The technician shrugged. “Should lack of planning on your part constitute an emergency on mine?”

Who in their right mind would check for IT emails at two o’clock on a Monday morning?

But the seconds were ticking by, so despite her frustration, she smiled, leaned forward over the support desk, and said, “The malware attack was an emergency for you. Scheduling my lab time isn’t. I realize that. But it’s urgent for me, so I’m asking: could you please add me to the schedule?”

She waited, continuing to smile.

It felt like hours before eventually—eventually!—the technician sighed. He scrubbed a hand over his cheek, elbow knocking his headphone cords askew. “Sure. Yeah… look, it was a long night. I’m not in a great mood, and this Linux tutorial is complicated as hell. Sorry. What’s your name?”

“Dr. Erin Monaghan.”

“All right. Now, from the backup…” he closed his tutorial and pulled up the pre-reboot legacy schedule, “…it seems like I can fit you into the Matter in Extreme Conditions control room for LIGO on Tuesdays from twelve midnight to twelve noon.”

“There’s nothing from twelve noon to midnight?”

“No.” He tilted his monitor toward her. “The instruments will be tuned to the Quantum group’s holometer during that block.”

Of course.

Half of the East and West Experimental Halls’ control rooms were routinely out of order with software or instrumentation breakages that a government-funded lab had no money to fix. So cables patched the readings from various experimental hutches and distant machinery—like SVLAC’s branch of LIGO—into a few overburdened control centers.

And LIGO shared a control room with Ethan Meyer’s holometer.

“How about any other day?”

“This is the only slot left.”

“But I should count myself lucky to get a full twelve hours at this point, right?”

Her smile was bitter as she thanked the technician and returned to the Modern Physics building.Of course, Ethan had the better time. Now she’d have to see him not just in the office, but in the experimental halls, too!
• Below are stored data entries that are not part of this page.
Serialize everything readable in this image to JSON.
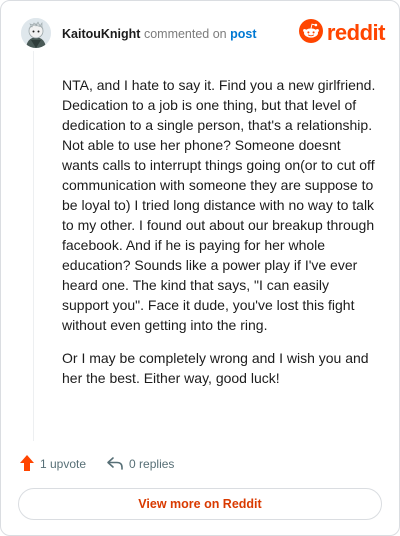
{
  "header": {
    "username": "KaitouKnight",
    "action_text": "commented on",
    "post_link": "post",
    "brand": "reddit"
  },
  "comment": {
    "paragraphs": [
      "NTA, and I hate to say it. Find you a new girlfriend. Dedication to a job is one thing, but that level of dedication to a single person, that's a relationship. Not able to use her phone? Someone doesnt wants calls to interrupt things going on(or to cut off communication with someone they are suppose to be loyal to) I tried long distance with no way to talk to my other. I found out about our breakup through facebook. And if he is paying for her whole education? Sounds like a power play if I've ever heard one. The kind that says, \"I can easily support you\". Face it dude, you've lost this fight without even getting into the ring.",
      "Or I may be completely wrong and I wish you and her the best. Either way, good luck!"
    ]
  },
  "actions": {
    "upvote_label": "1 upvote",
    "replies_label": "0 replies"
  },
  "footer": {
    "button_label": "View more on Reddit"
  },
  "colors": {
    "brand": "#ff4500",
    "link": "#0079d3",
    "button_text": "#d93a00"
  },
  "icons": [
    "avatar-snoo",
    "reddit-logo-icon",
    "upvote-arrow-icon",
    "reply-arrow-icon"
  ]
}
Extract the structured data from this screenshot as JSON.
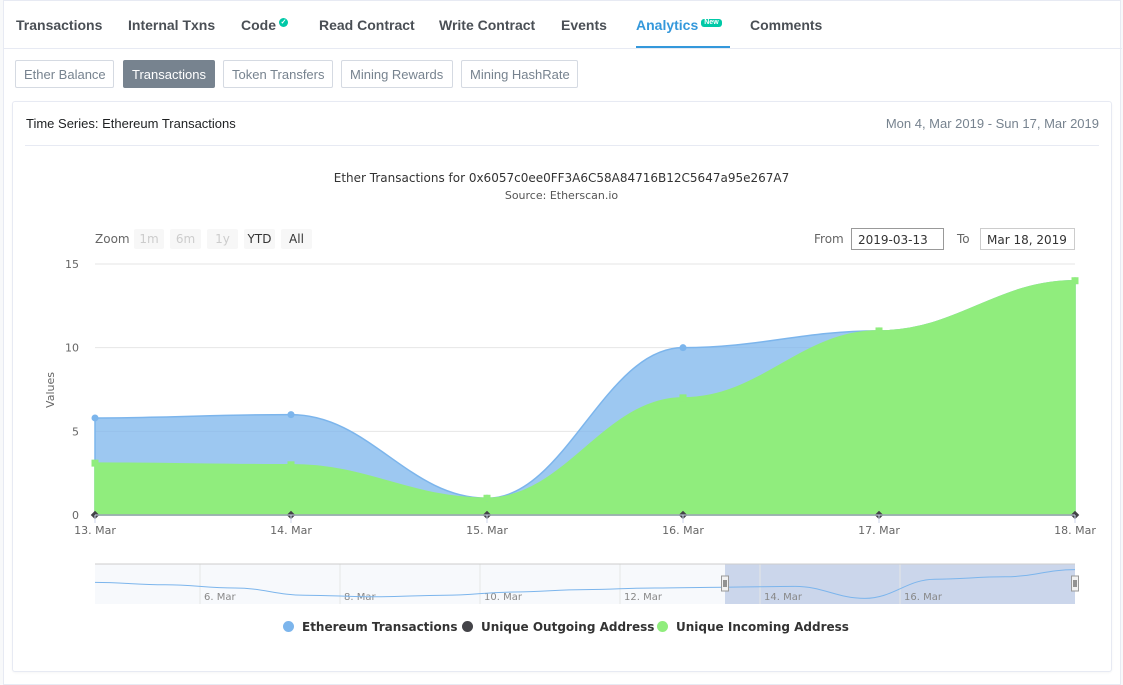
{
  "tabs": [
    {
      "label": "Transactions"
    },
    {
      "label": "Internal Txns"
    },
    {
      "label": "Code"
    },
    {
      "label": "Read Contract"
    },
    {
      "label": "Write Contract"
    },
    {
      "label": "Events"
    },
    {
      "label": "Analytics",
      "badge": "New"
    },
    {
      "label": "Comments"
    }
  ],
  "active_tab": "Analytics",
  "subtabs": [
    {
      "label": "Ether Balance"
    },
    {
      "label": "Transactions"
    },
    {
      "label": "Token Transfers"
    },
    {
      "label": "Mining Rewards"
    },
    {
      "label": "Mining HashRate"
    }
  ],
  "active_subtab": "Transactions",
  "panel": {
    "title": "Time Series: Ethereum Transactions",
    "date_range": "Mon 4, Mar 2019 - Sun 17, Mar 2019"
  },
  "chart_ui": {
    "zoom_label": "Zoom",
    "zoom_options": [
      {
        "label": "1m",
        "enabled": false
      },
      {
        "label": "6m",
        "enabled": false
      },
      {
        "label": "1y",
        "enabled": false
      },
      {
        "label": "YTD",
        "enabled": true
      },
      {
        "label": "All",
        "enabled": true
      }
    ],
    "from_label": "From",
    "from_value": "2019-03-13",
    "to_label": "To",
    "to_value": "Mar 18, 2019",
    "navigator_ticks": [
      "6. Mar",
      "8. Mar",
      "10. Mar",
      "12. Mar",
      "14. Mar",
      "16. Mar"
    ]
  },
  "colors": {
    "accent": "#3498db",
    "ethereum_transactions": "#7cb5ec",
    "unique_outgoing": "#434348",
    "unique_incoming": "#90ed7d"
  },
  "chart_data": {
    "type": "area",
    "title": "Ether Transactions for 0x6057c0ee0FF3A6C58A84716B12C5647a95e267A7",
    "subtitle": "Source: Etherscan.io",
    "ylabel": "Values",
    "x": [
      "13. Mar",
      "14. Mar",
      "15. Mar",
      "16. Mar",
      "17. Mar",
      "18. Mar"
    ],
    "yticks": [
      0,
      5,
      10,
      15
    ],
    "ylim": [
      0,
      15
    ],
    "grid": true,
    "legend": "bottom-center",
    "series": [
      {
        "name": "Ethereum Transactions",
        "color": "#7cb5ec",
        "values": [
          5.8,
          6,
          1,
          10,
          11,
          14
        ]
      },
      {
        "name": "Unique Outgoing Address",
        "color": "#434348",
        "values": [
          0,
          0,
          0,
          0,
          0,
          0
        ]
      },
      {
        "name": "Unique Incoming Address",
        "color": "#90ed7d",
        "values": [
          3.1,
          3,
          1,
          7,
          11,
          14
        ]
      }
    ]
  }
}
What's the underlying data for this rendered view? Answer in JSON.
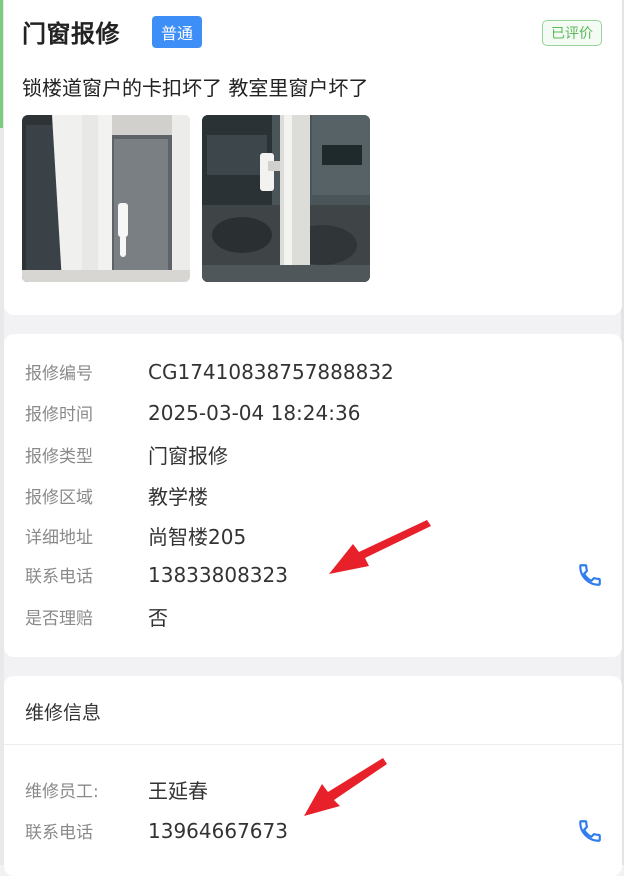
{
  "header": {
    "title": "门窗报修",
    "level_badge": "普通",
    "status_badge": "已评价",
    "description": "锁楼道窗户的卡扣坏了 教室里窗户坏了",
    "photos": [
      {
        "name": "window-photo-1"
      },
      {
        "name": "window-photo-2"
      }
    ]
  },
  "detail": {
    "rows": [
      {
        "label": "报修编号",
        "value": "CG17410838757888832"
      },
      {
        "label": "报修时间",
        "value": "2025-03-04 18:24:36"
      },
      {
        "label": "报修类型",
        "value": "门窗报修"
      },
      {
        "label": "报修区域",
        "value": "教学楼"
      },
      {
        "label": "详细地址",
        "value": "尚智楼205"
      },
      {
        "label": "联系电话",
        "value": "13833808323"
      },
      {
        "label": "是否理赔",
        "value": "否"
      }
    ]
  },
  "repair": {
    "title": "维修信息",
    "rows": [
      {
        "label": "维修员工:",
        "value": "王延春"
      },
      {
        "label": "联系电话",
        "value": "13964667673"
      }
    ]
  },
  "colors": {
    "accent": "#3e8ef7",
    "status_green": "#5bb85b",
    "arrow_red": "#e8202a",
    "phone_blue": "#2f7bf0"
  },
  "icons": {
    "phone": "phone-icon",
    "arrow": "red-arrow-annotation"
  }
}
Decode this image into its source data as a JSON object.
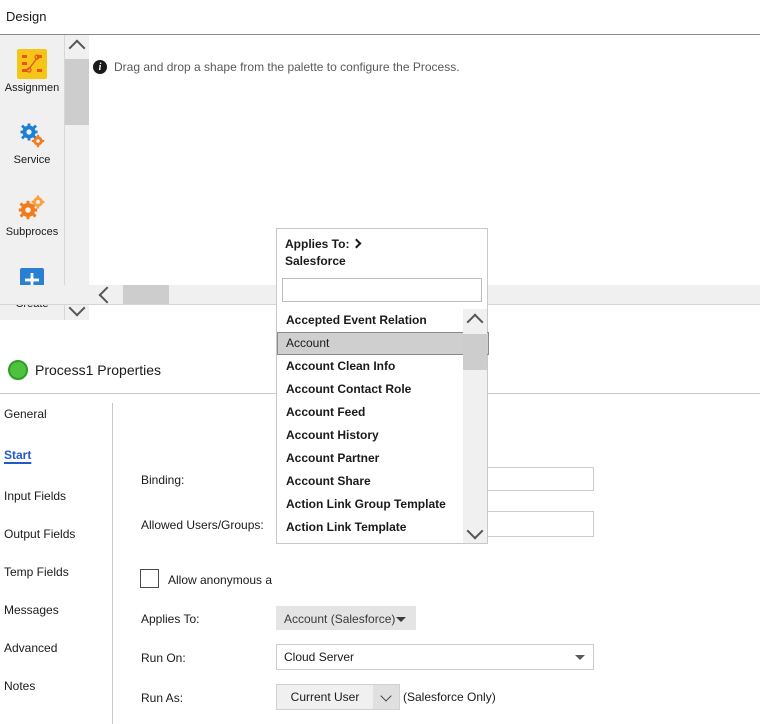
{
  "design": {
    "title": "Design",
    "hint": "Drag and drop a shape from the palette to configure the Process.",
    "info_icon": "info-icon"
  },
  "palette": {
    "items": [
      {
        "label": "Assignmen",
        "icon": "assignment-icon"
      },
      {
        "label": "Service",
        "icon": "service-gears-icon"
      },
      {
        "label": "Subproces",
        "icon": "subprocess-gears-icon"
      },
      {
        "label": "Create",
        "icon": "create-plus-icon"
      }
    ],
    "scroll_up_icon": "chevron-up-icon",
    "scroll_down_icon": "chevron-down-icon"
  },
  "hscroll": {
    "left_icon": "chevron-left-icon"
  },
  "properties": {
    "title": "Process1 Properties",
    "status_icon": "green-circle-icon",
    "tabs": [
      {
        "label": "General",
        "active": false
      },
      {
        "label": "Start",
        "active": true
      },
      {
        "label": "Input Fields",
        "active": false
      },
      {
        "label": "Output Fields",
        "active": false
      },
      {
        "label": "Temp Fields",
        "active": false
      },
      {
        "label": "Messages",
        "active": false
      },
      {
        "label": "Advanced",
        "active": false
      },
      {
        "label": "Notes",
        "active": false
      }
    ],
    "fields": {
      "binding_label": "Binding:",
      "binding_value": "",
      "allowed_users_label": "Allowed Users/Groups:",
      "allowed_users_value": "",
      "allow_anonymous_label": "Allow anonymous a",
      "allow_anonymous_checked": false,
      "applies_to_label": "Applies To:",
      "applies_to_value": "Account (Salesforce)",
      "run_on_label": "Run On:",
      "run_on_value": "Cloud Server",
      "run_as_label": "Run As:",
      "run_as_value": "Current User",
      "run_as_note": "(Salesforce Only)"
    }
  },
  "popup": {
    "heading_prefix": "Applies To:",
    "heading_arrow_icon": "chevron-right-icon",
    "heading_source": "Salesforce",
    "search_value": "",
    "search_placeholder": "",
    "scroll_up_icon": "chevron-up-icon",
    "scroll_down_icon": "chevron-down-icon",
    "items": [
      {
        "label": "Accepted Event Relation",
        "selected": false
      },
      {
        "label": "Account",
        "selected": true
      },
      {
        "label": "Account Clean Info",
        "selected": false
      },
      {
        "label": "Account Contact Role",
        "selected": false
      },
      {
        "label": "Account Feed",
        "selected": false
      },
      {
        "label": "Account History",
        "selected": false
      },
      {
        "label": "Account Partner",
        "selected": false
      },
      {
        "label": "Account Share",
        "selected": false
      },
      {
        "label": "Action Link Group Template",
        "selected": false
      },
      {
        "label": "Action Link Template",
        "selected": false
      }
    ]
  },
  "colors": {
    "accent": "#2159c9",
    "status_green": "#4cc23f",
    "assignment_yellow": "#f5c518",
    "gear_blue": "#1e7fd4",
    "gear_orange": "#f07c1e",
    "create_blue": "#2a7fd4",
    "scroll_thumb": "#cdcdcd"
  }
}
Once, she would’ve been thrilled. But that was before she’d known the truth. Now?A nightmare. She smacked her keycard into the entry scanner and bulldozed back toward her desk, passing the coffee station again—

—where Dr. Ethan Meyer stood leaning against the counter, waiting for the appliance to finish brewing his drink. He brushed his slightly too-long hair past the pencil tucked behind his ear as he examined a selection of oat, almond, and soy milks, and his gestures were unrushed while he retrieved a steaming coffee mug from the machine and added a splash of creamer. His stir stick made an irritatingclick,click,clickagainst the ceramic. When he glanced up to toss it away, straightening to his full height and turning from the counter in her direction, she scowled at him.

Ethan’s eyebrows lifted in parallel with his coffee mug. Through a coil of steam, he took an evaluative sip, scanning her flushed, angry face and fisted hands. A dot of oat milk clung to the stubble beside his mouth. He nodded, gaze hooded and lazy. “Monaghan.”

One press of a scheduling button, one word, and he’d ruined what should’ve been a happy, happy day!

She snatched a mug from a nearby shelf and thumped it into the coffee machine. Erin jabbed a few buttons at random. She crossed her arms while the appliance sputtered and spewed.

“What were you doing awake at two o’clock this morning?”

Espresso shots fired into Erin Monaghan’s mug.

What were you doing awake at two o’clock this morning?

Even articulating her surname with the required sarcasm had been a struggle in his exhaustion, but now her voice and the artillery of the coffee machine wrenched Ethan into alertness.

Bunsen had eaten something disgusting in the park yesterday, so he’d been awake until almost five o’clock cleaning up the golden retriever’s vomit. Yes, he’d slept less in the past, on some insomniac nights… but he’d usually been lying down for at least a few hours. Hell would freeze over before he’d share that information with Erin, however, who glowered up at him with a curled lip and dark, flashing eyes—though not very far up because, even in sneakers, she was barely three inches shorter than his six foot two—as if she’d like to shove him into SVLAC’s Matter in Extreme Conditions hutch, power on its faulty X-ray, and roentgenize him. Steam from the milk frother streaked her glasses while her glare narrowed at his silence.

He took another insouciant sip of lackluster coffee, just to frustrate her—and then his brain caught up with the implications of her attack. Right, the calendar shutdown. Being awake for IT’s scheduling email had been the one saving grace from last night.

That, and the fact that his rental’s floors were hardwood, not carpet.

“You got on this month’s lab time schedule. What were you doing awake at two o’clock?”

Why not let her think that he was so dedicated to his research that he remained conscious and watching for work emails at two in the morning? It had happened before. Ethan shrugged under her accusatory stare.

“It’s probably fine if you’re lackadaisical about scheduling your hours, Monaghan. Relativistic mechanics is a relic. All other modern theories include quantum effects. So it’s not very important for you to publish any new research. You don’t need fresh data.”